Jangan Bangkrut setelah Lebaran

Oleh: H M. Siradj

SUDAH terima THR (tunjangan hari raya)? Jawabannya bisa begini: "...Bablas angine!" Jawaban kocak versi iklan jamu masuk angin itu mengandung arti bahwa uang THR-nya ludes dibelanjakan. Bahkan, ada yang masih perlu "ngebon'' gaji bulan berikutnya atau menggadaikan barang untuk "nomboki" keperluan pernak-pernik Lebaran.

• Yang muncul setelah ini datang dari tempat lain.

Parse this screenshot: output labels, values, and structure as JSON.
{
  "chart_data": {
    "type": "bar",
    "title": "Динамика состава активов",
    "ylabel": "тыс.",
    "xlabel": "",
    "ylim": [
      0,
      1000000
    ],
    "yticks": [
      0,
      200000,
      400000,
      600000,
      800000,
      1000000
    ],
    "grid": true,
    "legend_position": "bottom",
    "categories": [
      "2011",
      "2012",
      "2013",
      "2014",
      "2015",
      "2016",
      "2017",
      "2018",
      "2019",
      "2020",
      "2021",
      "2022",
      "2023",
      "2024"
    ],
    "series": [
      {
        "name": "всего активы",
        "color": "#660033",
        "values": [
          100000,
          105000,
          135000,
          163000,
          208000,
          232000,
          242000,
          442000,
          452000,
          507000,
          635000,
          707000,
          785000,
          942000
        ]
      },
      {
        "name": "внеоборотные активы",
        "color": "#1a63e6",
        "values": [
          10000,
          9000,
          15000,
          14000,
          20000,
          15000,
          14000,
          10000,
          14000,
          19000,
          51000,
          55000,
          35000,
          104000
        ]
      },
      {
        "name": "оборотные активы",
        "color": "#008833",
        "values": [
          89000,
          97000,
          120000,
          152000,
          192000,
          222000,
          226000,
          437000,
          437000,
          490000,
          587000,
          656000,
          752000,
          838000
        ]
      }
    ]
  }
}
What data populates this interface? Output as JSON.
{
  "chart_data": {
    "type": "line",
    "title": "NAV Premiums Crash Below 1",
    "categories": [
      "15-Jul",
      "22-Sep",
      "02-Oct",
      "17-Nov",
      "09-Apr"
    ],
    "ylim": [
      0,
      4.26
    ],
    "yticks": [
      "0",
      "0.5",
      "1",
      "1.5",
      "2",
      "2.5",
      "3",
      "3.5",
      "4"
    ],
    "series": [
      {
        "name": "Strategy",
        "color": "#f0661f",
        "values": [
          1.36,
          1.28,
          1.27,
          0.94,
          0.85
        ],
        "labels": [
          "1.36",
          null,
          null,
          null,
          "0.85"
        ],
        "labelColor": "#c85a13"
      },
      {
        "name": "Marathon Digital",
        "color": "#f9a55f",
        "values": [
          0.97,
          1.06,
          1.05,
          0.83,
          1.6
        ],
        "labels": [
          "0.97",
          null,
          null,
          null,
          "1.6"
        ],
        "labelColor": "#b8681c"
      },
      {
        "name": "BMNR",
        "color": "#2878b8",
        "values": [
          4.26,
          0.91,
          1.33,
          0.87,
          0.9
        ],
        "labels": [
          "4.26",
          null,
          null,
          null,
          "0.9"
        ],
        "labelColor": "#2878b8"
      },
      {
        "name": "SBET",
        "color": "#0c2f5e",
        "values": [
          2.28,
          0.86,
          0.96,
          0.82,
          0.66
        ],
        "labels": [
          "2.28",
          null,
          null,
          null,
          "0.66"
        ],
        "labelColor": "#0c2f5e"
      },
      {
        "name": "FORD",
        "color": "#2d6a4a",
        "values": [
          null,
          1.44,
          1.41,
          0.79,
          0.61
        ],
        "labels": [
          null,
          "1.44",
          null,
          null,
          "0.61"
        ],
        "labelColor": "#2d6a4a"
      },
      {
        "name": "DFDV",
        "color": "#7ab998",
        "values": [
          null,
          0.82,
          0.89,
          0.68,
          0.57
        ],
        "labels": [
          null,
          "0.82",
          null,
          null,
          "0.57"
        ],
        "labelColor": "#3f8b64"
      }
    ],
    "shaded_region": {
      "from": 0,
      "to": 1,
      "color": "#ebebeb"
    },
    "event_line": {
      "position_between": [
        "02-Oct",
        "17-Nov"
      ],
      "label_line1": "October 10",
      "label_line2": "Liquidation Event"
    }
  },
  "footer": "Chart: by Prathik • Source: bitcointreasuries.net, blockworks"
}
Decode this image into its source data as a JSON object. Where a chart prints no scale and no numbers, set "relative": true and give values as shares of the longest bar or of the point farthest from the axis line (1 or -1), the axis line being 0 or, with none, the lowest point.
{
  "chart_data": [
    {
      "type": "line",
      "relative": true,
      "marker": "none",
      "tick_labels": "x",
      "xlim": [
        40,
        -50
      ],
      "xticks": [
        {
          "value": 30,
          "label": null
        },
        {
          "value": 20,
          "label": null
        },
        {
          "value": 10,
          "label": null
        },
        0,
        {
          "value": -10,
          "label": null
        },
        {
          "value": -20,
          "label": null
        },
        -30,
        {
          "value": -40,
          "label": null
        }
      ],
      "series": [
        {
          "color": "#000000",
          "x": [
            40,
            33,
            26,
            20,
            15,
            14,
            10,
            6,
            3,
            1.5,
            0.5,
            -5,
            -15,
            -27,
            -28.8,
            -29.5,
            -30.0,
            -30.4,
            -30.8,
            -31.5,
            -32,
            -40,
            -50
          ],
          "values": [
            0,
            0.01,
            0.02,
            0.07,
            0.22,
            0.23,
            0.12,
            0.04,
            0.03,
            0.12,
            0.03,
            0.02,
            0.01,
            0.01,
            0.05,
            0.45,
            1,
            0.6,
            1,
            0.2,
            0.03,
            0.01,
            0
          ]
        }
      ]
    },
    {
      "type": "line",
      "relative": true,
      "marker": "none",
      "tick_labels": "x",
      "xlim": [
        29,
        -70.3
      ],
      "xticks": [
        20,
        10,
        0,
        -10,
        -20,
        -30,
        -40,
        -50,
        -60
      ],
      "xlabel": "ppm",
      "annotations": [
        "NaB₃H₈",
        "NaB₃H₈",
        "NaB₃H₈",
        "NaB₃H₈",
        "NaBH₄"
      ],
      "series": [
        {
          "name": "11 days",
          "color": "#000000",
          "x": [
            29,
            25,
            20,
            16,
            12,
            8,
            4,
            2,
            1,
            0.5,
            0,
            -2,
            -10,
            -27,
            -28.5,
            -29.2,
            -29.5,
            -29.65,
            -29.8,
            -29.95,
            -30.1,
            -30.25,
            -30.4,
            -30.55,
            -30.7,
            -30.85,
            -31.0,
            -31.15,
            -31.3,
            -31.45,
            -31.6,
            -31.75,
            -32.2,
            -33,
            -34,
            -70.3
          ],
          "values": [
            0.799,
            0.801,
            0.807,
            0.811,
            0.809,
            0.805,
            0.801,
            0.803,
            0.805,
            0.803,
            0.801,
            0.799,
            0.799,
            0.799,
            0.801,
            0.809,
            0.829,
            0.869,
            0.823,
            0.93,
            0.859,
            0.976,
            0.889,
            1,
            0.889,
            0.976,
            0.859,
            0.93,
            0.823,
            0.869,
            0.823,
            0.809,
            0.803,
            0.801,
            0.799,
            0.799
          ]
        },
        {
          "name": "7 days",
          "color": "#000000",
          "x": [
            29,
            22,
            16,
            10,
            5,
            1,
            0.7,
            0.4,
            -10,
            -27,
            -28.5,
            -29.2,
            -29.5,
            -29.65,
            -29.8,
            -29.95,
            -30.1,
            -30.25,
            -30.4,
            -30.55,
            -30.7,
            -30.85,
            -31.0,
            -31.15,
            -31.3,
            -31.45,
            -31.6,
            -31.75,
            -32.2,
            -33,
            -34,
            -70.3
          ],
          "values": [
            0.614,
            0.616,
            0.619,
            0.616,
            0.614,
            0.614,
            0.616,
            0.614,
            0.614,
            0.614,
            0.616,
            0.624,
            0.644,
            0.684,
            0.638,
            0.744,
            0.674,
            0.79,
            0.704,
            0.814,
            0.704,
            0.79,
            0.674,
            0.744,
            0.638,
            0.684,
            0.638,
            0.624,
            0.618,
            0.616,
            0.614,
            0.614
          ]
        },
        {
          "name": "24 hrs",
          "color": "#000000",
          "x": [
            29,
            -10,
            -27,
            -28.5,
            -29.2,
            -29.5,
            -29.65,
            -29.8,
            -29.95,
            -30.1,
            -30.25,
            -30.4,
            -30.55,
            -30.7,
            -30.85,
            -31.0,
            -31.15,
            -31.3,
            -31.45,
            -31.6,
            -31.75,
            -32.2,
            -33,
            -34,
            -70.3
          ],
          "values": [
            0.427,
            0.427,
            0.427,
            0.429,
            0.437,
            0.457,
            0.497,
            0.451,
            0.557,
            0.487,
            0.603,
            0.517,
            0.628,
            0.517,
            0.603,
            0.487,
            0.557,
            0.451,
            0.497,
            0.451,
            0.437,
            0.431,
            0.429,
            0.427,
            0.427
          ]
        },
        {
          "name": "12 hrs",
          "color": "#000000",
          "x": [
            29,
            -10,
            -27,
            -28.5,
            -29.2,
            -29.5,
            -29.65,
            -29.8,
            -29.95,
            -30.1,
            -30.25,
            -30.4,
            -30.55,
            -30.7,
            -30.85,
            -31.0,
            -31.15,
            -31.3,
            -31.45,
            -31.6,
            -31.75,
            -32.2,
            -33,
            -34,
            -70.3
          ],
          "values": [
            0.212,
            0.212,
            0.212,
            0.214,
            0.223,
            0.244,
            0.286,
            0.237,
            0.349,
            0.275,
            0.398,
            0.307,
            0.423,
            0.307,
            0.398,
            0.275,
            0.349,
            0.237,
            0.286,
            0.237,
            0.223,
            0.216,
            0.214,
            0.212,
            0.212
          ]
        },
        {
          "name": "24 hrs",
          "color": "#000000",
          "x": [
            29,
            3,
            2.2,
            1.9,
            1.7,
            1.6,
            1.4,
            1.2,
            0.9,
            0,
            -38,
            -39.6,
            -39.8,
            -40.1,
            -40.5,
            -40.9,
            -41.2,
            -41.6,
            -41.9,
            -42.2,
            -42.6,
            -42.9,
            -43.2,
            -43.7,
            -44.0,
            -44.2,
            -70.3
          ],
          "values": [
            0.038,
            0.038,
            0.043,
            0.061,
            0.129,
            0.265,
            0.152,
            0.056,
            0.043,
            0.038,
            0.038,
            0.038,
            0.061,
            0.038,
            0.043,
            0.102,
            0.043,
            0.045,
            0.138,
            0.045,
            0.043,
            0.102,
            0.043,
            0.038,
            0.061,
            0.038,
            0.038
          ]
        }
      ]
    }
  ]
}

Tidak dapat dimungkiri, pacuan "adrenalin" untuk berbelanja pada hari-hari terakhir Ramadan cenderung lebih tinggi daripada nilai uang THR yang diterima. Lebih-lebih, semakin mendekati hari H, mal-mal dan toko-toko semakin aktif menggoda dengan promosi besar-besaran. Jadi, jangan heran apabila setelah libur Lebaran, banyak orang yang merasa ''bangkrut''!

Itu pun masih mending jika dibandingkan dengan sebagian karyawan lain yang terpaksa tidak menerima THR lantaran sang juragan tempatnya bekerja berkilah bahwa perusahaan lagi merugi. Nasib yang sama menimpa para pegawai negeri sipil (PNS) di sejumlah kabupaten/kota yang tidak menerima THR pada Lebaran kali ini.



Bukan Gaji Ke-13

Sampai saat ini, pelaksanaan THR masih merujuk pada Peraturan Menteri (Permen) Tenaga Kerja Nomor 04/Men/1994. Dalam permen itu disebutkan, yang dimaksud THR adalah pendapatan pekerja yang wajib dibayarkan oleh pengusaha kepada pekerja atau keluarganya menjelang hari raya keagamaan yang berupa uang atau bentuk lain.

Banyak orang yang salah mengartikan bahwa THR merupakan pendapatan tambahan sehingga banyak yang menyebutnya dengan istilah "gaji ke-13". Padahal, sebenarnya THR adalah hak yang seharusnya didapatkan karyawan atau buruh atas hasil kerjanya selama satu tahun. Meski demikian, pada kenyataannya, masih ada majikan (pengusaha) yang mengabaikan hal itu.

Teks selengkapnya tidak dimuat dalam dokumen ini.